Understanding the Output

After the command finishes, new folders will be created within your dataset’s output directory (e.g., /path/to/your/data/dataset_0001/). The primary outputs include:

  • validate: Contains detailed results from the cross-validation process, allowing you to inspect model performance across different data folds.

  • build: Holds a comprehensive report of the final model’s evaluation on the held-out test dataset.
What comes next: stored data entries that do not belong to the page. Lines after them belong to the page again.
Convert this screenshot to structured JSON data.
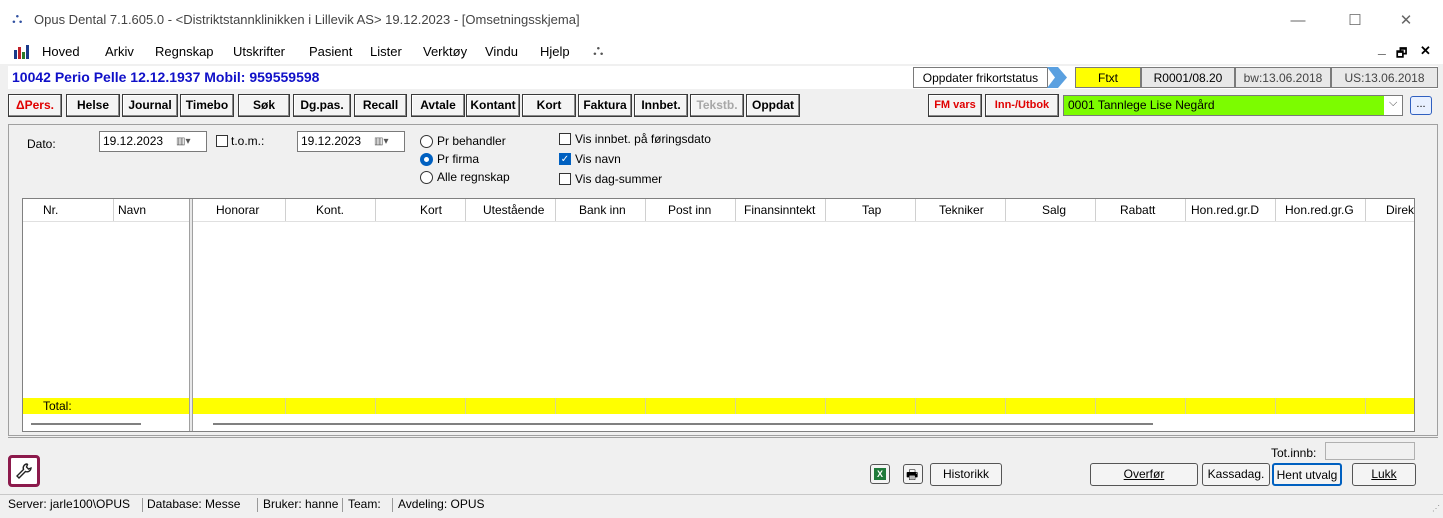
{
  "window": {
    "title": "Opus Dental 7.1.605.0 - <Distriktstannklinikken i Lillevik AS> 19.12.2023 - [Omsetningsskjema]",
    "minimize": "—",
    "maximize": "☐",
    "close": "✕"
  },
  "menu": {
    "items": [
      "Hoved",
      "Arkiv",
      "Regnskap",
      "Utskrifter",
      "Pasient",
      "Lister",
      "Verktøy",
      "Vindu",
      "Hjelp"
    ],
    "right_min": "_",
    "right_restore": "🗗",
    "right_close": "✕"
  },
  "patient": {
    "label": "10042 Perio Pelle 12.12.1937  Mobil: 959559598",
    "update_free_card": "Oppdater frikortstatus",
    "ftxt": "Ftxt",
    "r_code": "R0001/08.20",
    "bw": "bw:13.06.2018",
    "us": "US:13.06.2018"
  },
  "toolbar": {
    "pers_prefix": "Δ",
    "pers": "Pers.",
    "helse": "Helse",
    "journal": "Journal",
    "timebo": "Timebo",
    "sok": "Søk",
    "dgpas": "Dg.pas.",
    "recall": "Recall",
    "avtale": "Avtale",
    "kontant": "Kontant",
    "kort": "Kort",
    "faktura": "Faktura",
    "innbet": "Innbet.",
    "tekstb": "Tekstb.",
    "oppdat": "Oppdat",
    "fmvars": "FM vars",
    "innutbok": "Inn-/Utbok",
    "provider": "0001 Tannlege Lise Negård",
    "more": "..."
  },
  "filters": {
    "dato_label": "Dato:",
    "date_from": "19.12.2023",
    "tom_label": "t.o.m.:",
    "date_to": "19.12.2023",
    "radios": [
      "Pr behandler",
      "Pr firma",
      "Alle regnskap"
    ],
    "selected_radio": "Pr firma",
    "checkboxes": [
      {
        "label": "Vis innbet. på føringsdato",
        "checked": false
      },
      {
        "label": "Vis navn",
        "checked": true
      },
      {
        "label": "Vis dag-summer",
        "checked": false
      }
    ]
  },
  "grid": {
    "left_columns": [
      "Nr.",
      "Navn"
    ],
    "columns": [
      "Honorar",
      "Kont.",
      "Kort",
      "Utestående",
      "Bank inn",
      "Post inn",
      "Finansinntekt",
      "Tap",
      "Tekniker",
      "Salg",
      "Rabatt",
      "Hon.red.gr.D",
      "Hon.red.gr.G",
      "Direk"
    ],
    "total_label": "Total:",
    "row_highlight_color": "#ffff00"
  },
  "bottom": {
    "tot_innb_label": "Tot.innb:",
    "historikk": "Historikk",
    "overfor": "Overfør",
    "kassadag": "Kassadag.",
    "hent_utvalg": "Hent utvalg",
    "lukk": "Lukk",
    "excel_icon": "excel-icon",
    "print_icon": "printer-icon",
    "tools_icon": "wrench-icon"
  },
  "status": {
    "server": "Server: jarle100\\OPUS",
    "database": "Database: Messe",
    "bruker": "Bruker: hanne",
    "team": "Team:",
    "avdeling": "Avdeling: OPUS"
  }
}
  • model: Contains the final, trained model objects. These are the artifacts you will use in the next stage.

Stage 3: Classification

The classify workflow (stage=”classify”) applies a trained model to make predictions on a new, unseen dataset (e.g., the test set you held out in Stage 1).

Template Configuration File

The following command creates a configuration template for this final stage.

config_file_classify = os.path.join(config_path, "classification_config.yaml")
aq.write_config_template(file_name=config_file_classify, stage="classify")

Update the Configuration File

File: /path/to/your/data/config/classification_config.yaml

  1. Update Paths: Adjust the base_path values for common, input, and model. * common.base_path: The root directory for your data outputs. * input.base_path: The location of the raw input data file. * model.base_path: The location of the trained model from Stage 2.

    classification_config.yaml: path_info_sets
    path_info_sets:
      - name: data_set_1
        common:
          base_path: /path/to/your/data  # <--- Your common data root
        input:
          base_path: /path/to/your/input # <--- Location of the raw data for classification
          step_folder_name: ""
        model:
          base_path: /path/to/your/data/dataset_0001 # <--- Path to the trained model folder
          step_folder_name: "model"
    
  2. Configure Classification Data Year(s): Specify the year(s) for the classification dataset using keep_years. This should correspond to the test data year(s) you excluded (remove_years) during data preparation.

    classification_config.yaml: step_param_sets
    step_param_sets:
      - name: data_set_param_set_1
        steps:
          input: { sub_steps: { rename_columns: false,
                                filter_rows: true },
                   rename_dict: { },
                   filter_method_dict: { remove_years: [],
                                         keep_years: [ 2023 ] } } # <--- Specify year(s) to *keep* for classification
    
  3. Specify Input File Name: Ensure input_file_name matches the name of the data file you want to classify.

    classification_config.yaml: data_sets
    data_sets:
      - name: classification_0001
        dataset_folder_name: dataset_0001
        input_file_name: nrt_cora_bo_4.parquet # <--- Your input file's name
    

Run the Classification Stage

Once the configuration is complete, the following commands will apply the model to the specified data and generate classification results.

config_classify = aq.read_config(os.path.join(config_path, "classification_config.yaml"))
aq.classify_dataset(config_classify)

Understanding the Output

After this command finishes, the output directories will be generated within /path/to/your/data/dataset_0001/. The most important output is in the classify directory:

  • classify: This is the final output directory for the workflow. It contains:

    • A .parquet file with the original input data augmented with new columns for the model’s predictions (e.g., temp_prediction) and prediction probabilities (e.g., temp_probability).

    • A summary report detailing the classification results.

Other intermediate folders (summary, select, locate, extract) are also created, mirroring the process used during data preparation to ensure consistency.

Conclusion

Congratulations! You have successfully completed the entire aiqclib workflow, from raw data preparation to training a machine learning model and using it to generate predictions on new data.

You now have a powerful, repeatable, and configurable pipeline for your machine learning tasks. You can easily adapt the configuration files to process new datasets, experiment with different models, or integrate this pipeline into larger automated workflows.